El chip anclado en mi zapatilla registró el primer paso de la carrera casi siete minutos luego del disparo inicial; a primera vista algo ininfluyente, en fin de cuentas el cronometraje individual cancelaría la posición relativa al momento de la salida de los boxes y podría realizar el precepto evangélico de los últimos serán los primeros. Pero cuando por más de dos mil metros me encontré enredado entre padres de familia acompañados de hijos pre púberes, señoras con alto índice de obesidad y paso paquidérmico, ancianos voluntariosos pero con frecuencia cardiaca controlada, jóvenes con muletas, colegialas en plan de chismorreo, famosos con ganas de figuración, cada uno con su ritmo, cada uno una piedra en mi camino, maldecí mi falta de previsión a la hora de acudir al llamado de la naturaleza.

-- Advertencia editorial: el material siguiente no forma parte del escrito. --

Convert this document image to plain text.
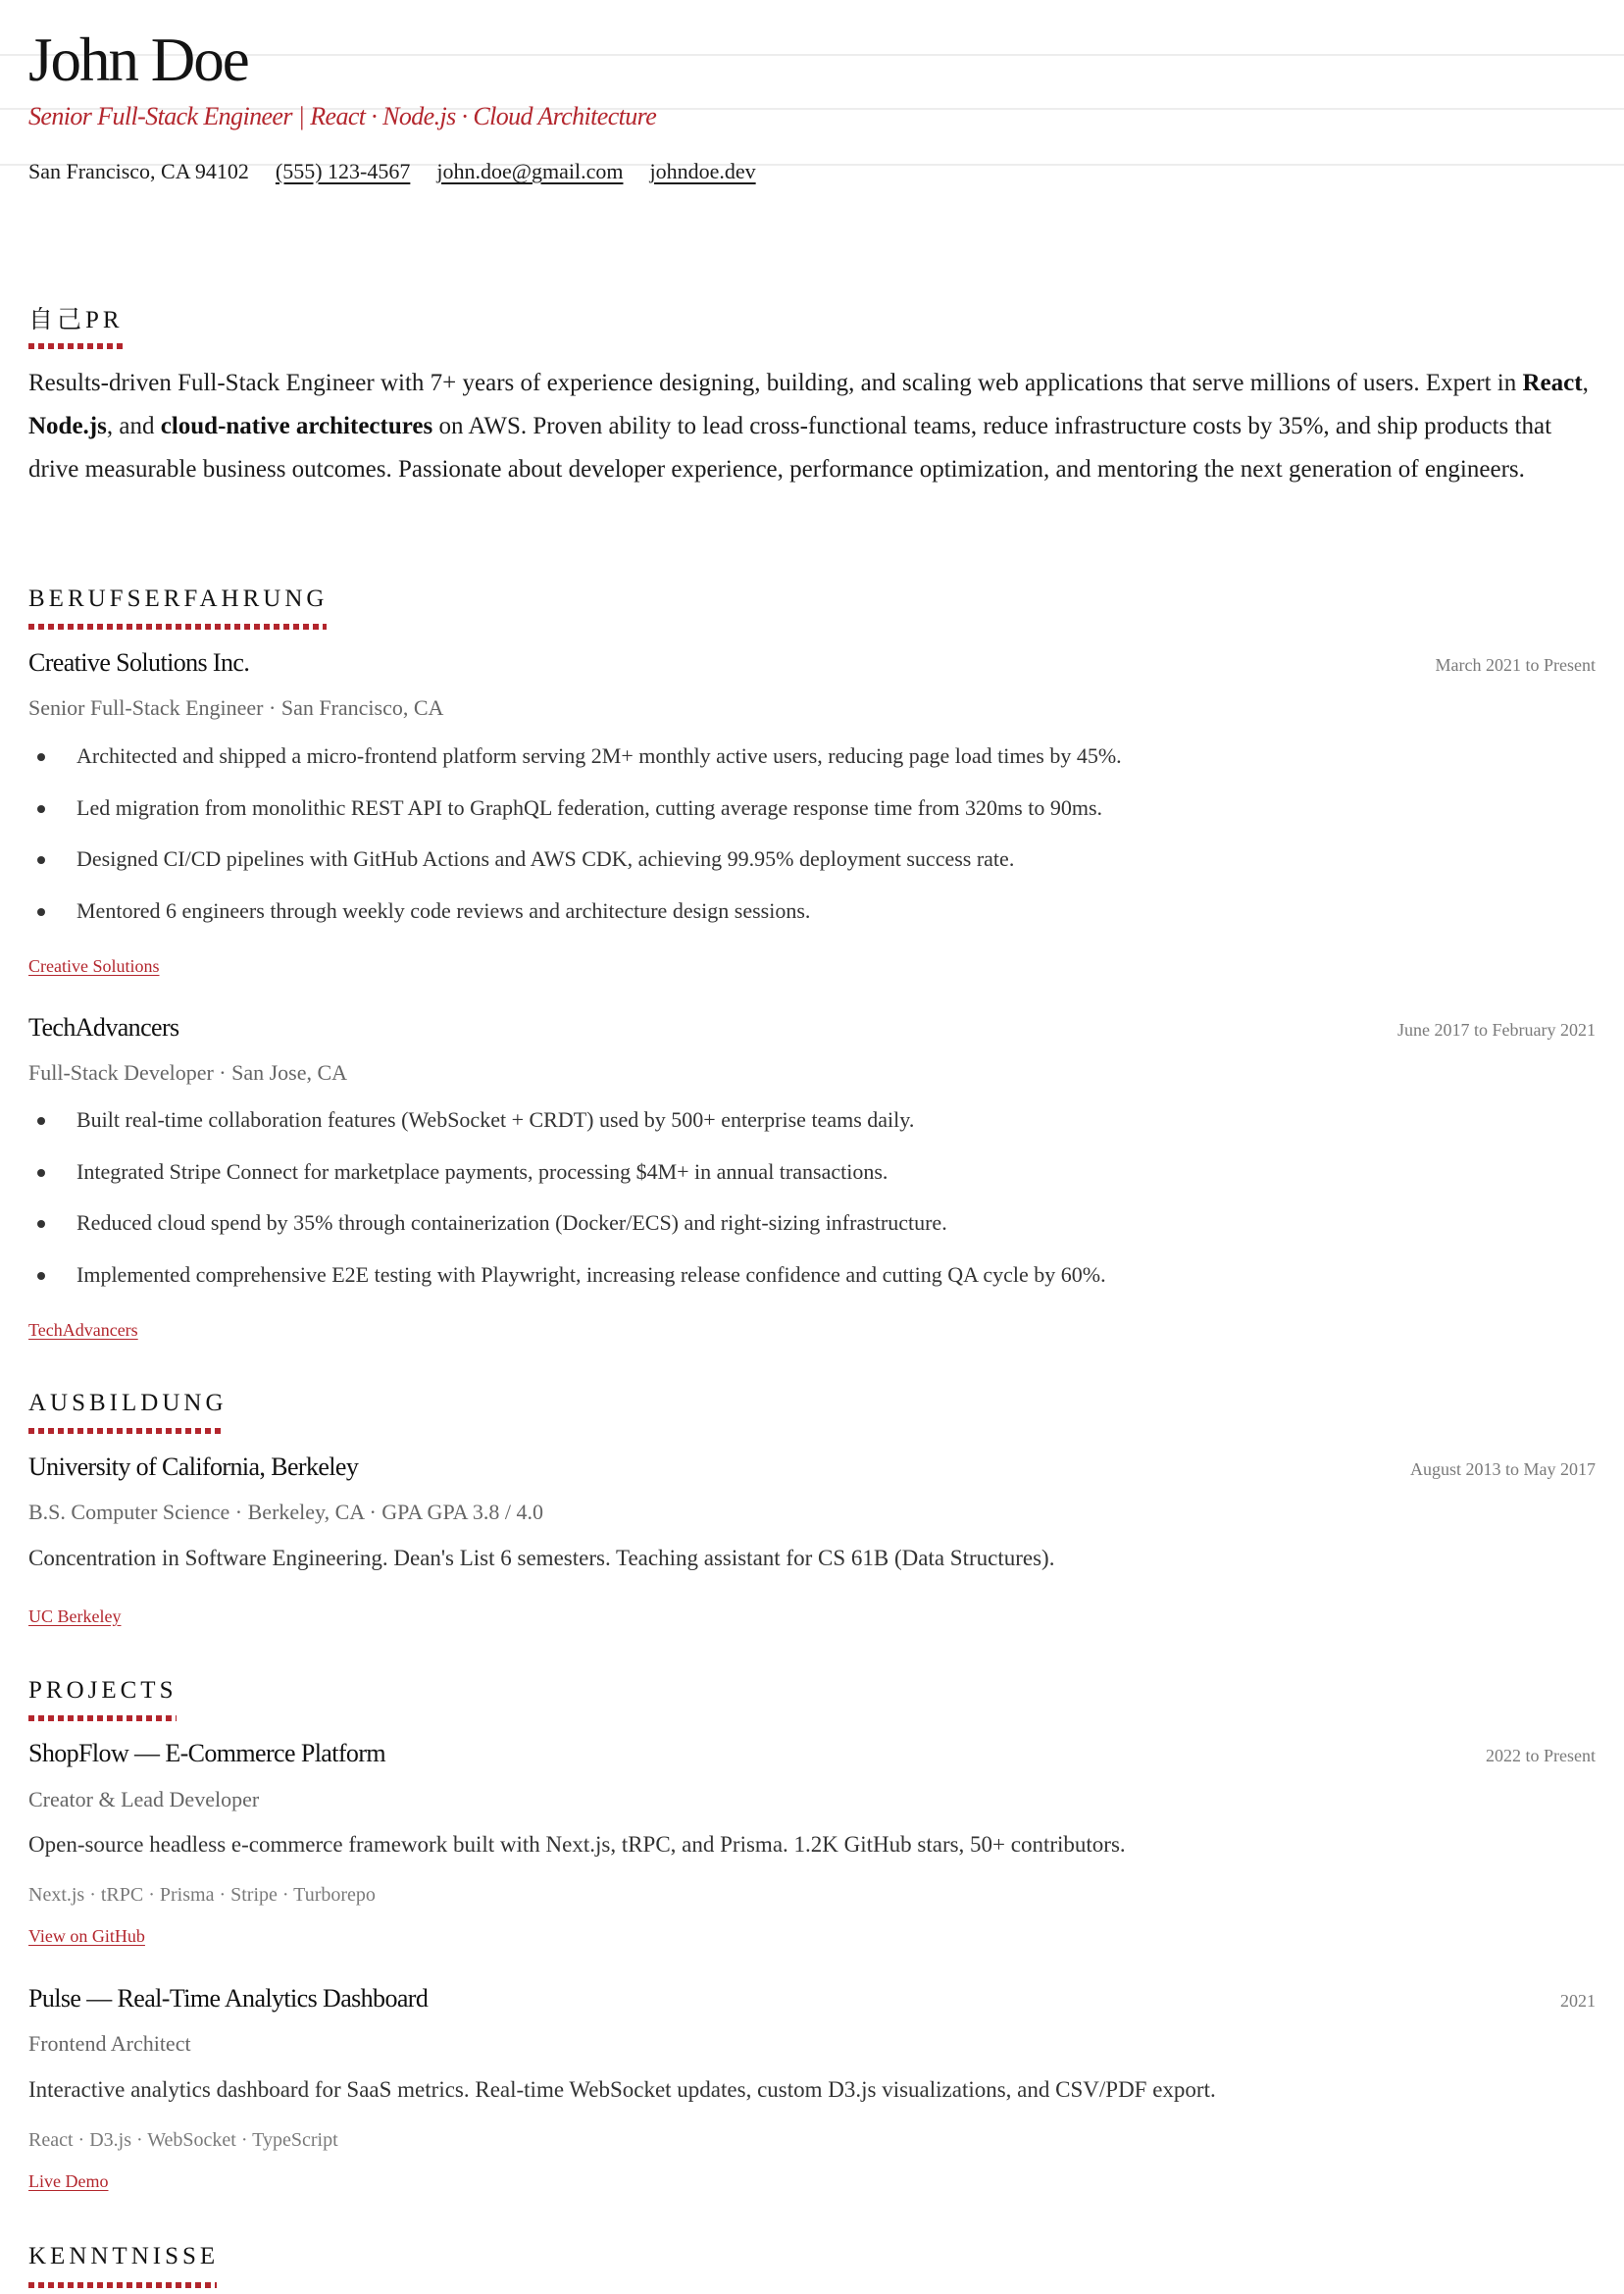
John Doe
Senior Full-Stack Engineer | React · Node.js · Cloud Architecture
San Francisco, CA 94102 (555) 123-4567 john.doe@gmail.com johndoe.dev
自己PR

Results-driven Full-Stack Engineer with 7+ years of experience designing, building, and scaling web applications that serve millions of users. Expert in React, Node.js, and cloud-native architectures on AWS. Proven ability to lead cross-functional teams, reduce infrastructure costs by 35%, and ship products that drive measurable business outcomes. Passionate about developer experience, performance optimization, and mentoring the next generation of engineers.

BERUFSERFAHRUNG
Creative Solutions Inc.	March 2021 to Present
Senior Full-Stack Engineer · San Francisco, CA
Architected and shipped a micro-frontend platform serving 2M+ monthly active users, reducing page load times by 45%.
Led migration from monolithic REST API to GraphQL federation, cutting average response time from 320ms to 90ms.
Designed CI/CD pipelines with GitHub Actions and AWS CDK, achieving 99.95% deployment success rate.
Mentored 6 engineers through weekly code reviews and architecture design sessions.
Creative Solutions
TechAdvancers	June 2017 to February 2021
Full-Stack Developer · San Jose, CA
Built real-time collaboration features (WebSocket + CRDT) used by 500+ enterprise teams daily.
Integrated Stripe Connect for marketplace payments, processing $4M+ in annual transactions.
Reduced cloud spend by 35% through containerization (Docker/ECS) and right-sizing infrastructure.
Implemented comprehensive E2E testing with Playwright, increasing release confidence and cutting QA cycle by 60%.
TechAdvancers
AUSBILDUNG
University of California, Berkeley	August 2013 to May 2017
B.S. Computer Science · Berkeley, CA · GPA GPA 3.8 / 4.0
Concentration in Software Engineering. Dean's List 6 semesters. Teaching assistant for CS 61B (Data Structures).
UC Berkeley
PROJECTS
ShopFlow — E-Commerce Platform	2022 to Present
Creator & Lead Developer
Open-source headless e-commerce framework built with Next.js, tRPC, and Prisma. 1.2K GitHub stars, 50+ contributors.
Next.js · tRPC · Prisma · Stripe · Turborepo
View on GitHub
Pulse — Real-Time Analytics Dashboard	2021
Frontend Architect
Interactive analytics dashboard for SaaS metrics. Real-time WebSocket updates, custom D3.js visualizations, and CSV/PDF export.
React · D3.js · WebSocket · TypeScript
Live Demo
KENNTNISSE
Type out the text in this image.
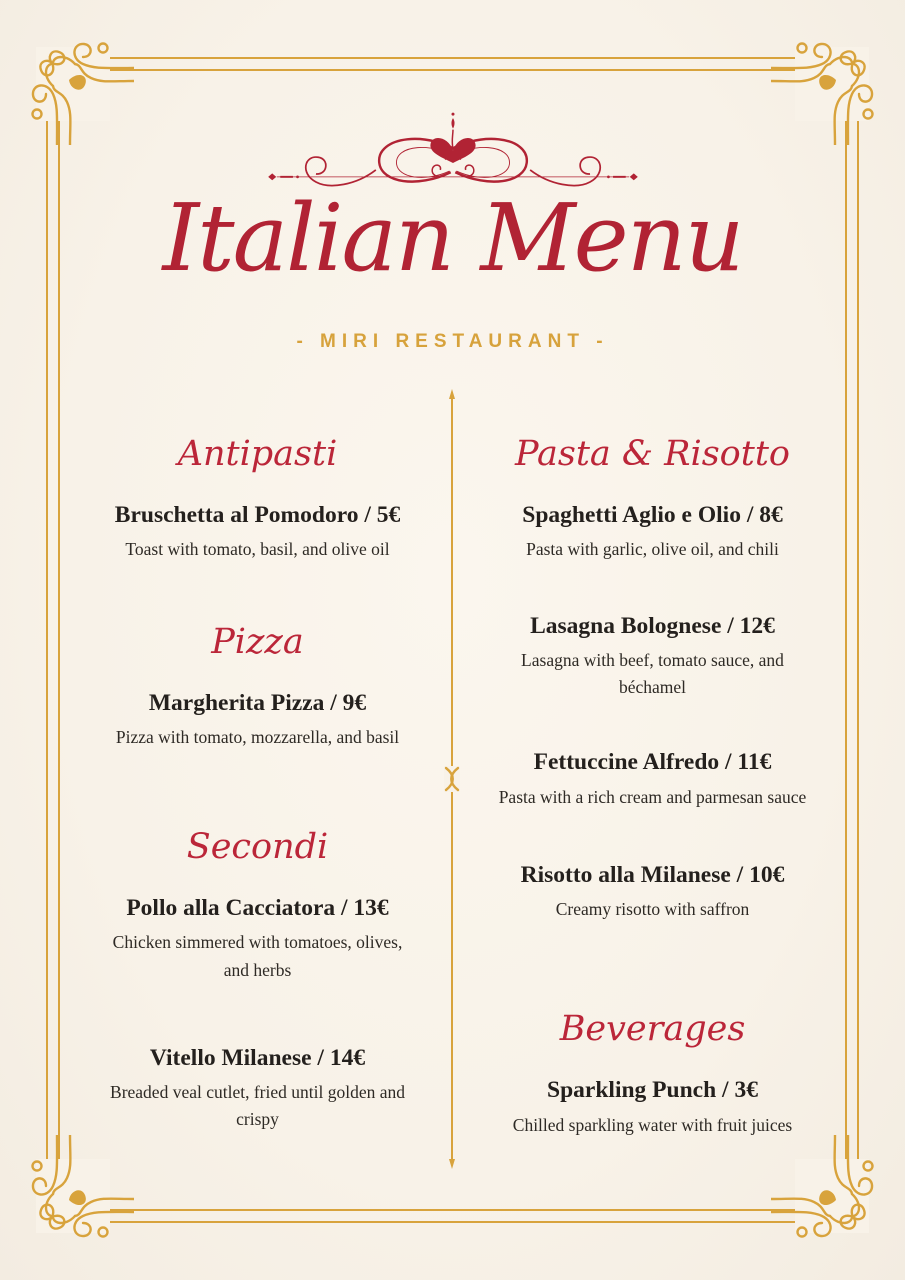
Italian Menu
- MIRI RESTAURANT -
Antipasti

Bruschetta al Pomodoro / 5€

Toast with tomato, basil, and olive oil

Pizza

Margherita Pizza / 9€

Pizza with tomato, mozzarella, and basil

Secondi

Pollo alla Cacciatora / 13€

Chicken simmered with tomatoes, olives, and herbs

Vitello Milanese / 14€

Breaded veal cutlet, fried until golden and crispy

Pasta & Risotto

Spaghetti Aglio e Olio / 8€

Pasta with garlic, olive oil, and chili

Lasagna Bolognese / 12€

Lasagna with beef, tomato sauce, and béchamel

Fettuccine Alfredo / 11€

Pasta with a rich cream and parmesan sauce

Risotto alla Milanese / 10€

Creamy risotto with saffron

Beverages

Sparkling Punch / 3€

Chilled sparkling water with fruit juices
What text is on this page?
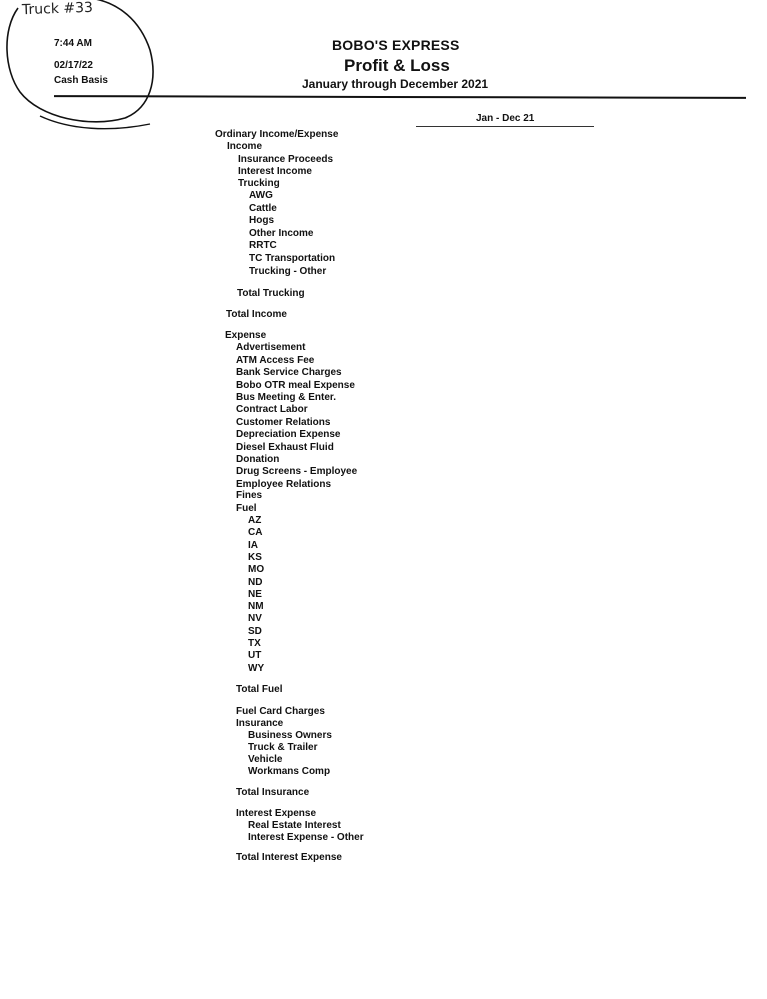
Truck #33
7:44 AM
02/17/22
Cash Basis
BOBO'S EXPRESS
Profit & Loss
January through December 2021
Jan - Dec 21
Ordinary Income/Expense
Income
Insurance Proceeds
Interest Income
Trucking
AWG
Cattle
Hogs
Other Income
RRTC
TC Transportation
Trucking - Other
Total Trucking
Total Income
Expense
Advertisement
ATM Access Fee
Bank Service Charges
Bobo OTR meal Expense
Bus Meeting & Enter.
Contract Labor
Customer Relations
Depreciation Expense
Diesel Exhaust Fluid
Donation
Drug Screens - Employee
Employee Relations
Fines
Fuel
AZ
CA
IA
KS
MO
ND
NE
NM
NV
SD
TX
UT
WY
Total Fuel
Fuel Card Charges
Insurance
Business Owners
Truck & Trailer
Vehicle
Workmans Comp
Total Insurance
Interest Expense
Real Estate Interest
Interest Expense - Other
Total Interest Expense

El slalom desesperado que tuve que efectuar, con cambios abruptos de velocidad y dirección, recién dio sus frutos llegando al km 4, cuando el cansancio y el doloroso choque contra el muro de la realidad y el sufrimiento empezaron a cultivar víctimas entre los menos preparados. Aún sin haber mantenido un control férreo sobre mis tiempos parciales, me daba cuenta que había perdido tiempo y energía preciosas barriendo un poco el espacio frente a mí. El sol amenazaba con iniciar a atacar con sus rayos en cualquier momento, así que decidí ir con todo hasta donde me dieran las fuerzas. A mitad del camino, iban 27'09", 5"26" por km, proyectando un 54'18" a la llegada: perfectamente dentro de lo previsto. Pero ya había tomado otro ritmo, y no lo bajé cuando el calor fue aumentando exponencialmente, causando la tostada general de la que hablaba al principio.
El último kilómetro fue apoteósico, un único sprint sostenido y brutal entre las dos alas de un público vociferante pero mudo en mis oídos, gracias a los audífonos que me daban el tiempo exacto para cada paso. Al final, 53'32", record personal, 5"21" por km, los últimos 5 a 5'16" de promedio. Sobre 10 118 participantes, es el tiempo número 1 188. Un motivo más de orgullo.
48 horas después de la llegada, me siento mejor por haber cumplido con lo que me había propuesto, una vez más. Una raya más al tigre. Una cicatriz más que mostrar. Una bandera más plantada en la frontera.
El cansancio es pasajero. I keep on runnin'.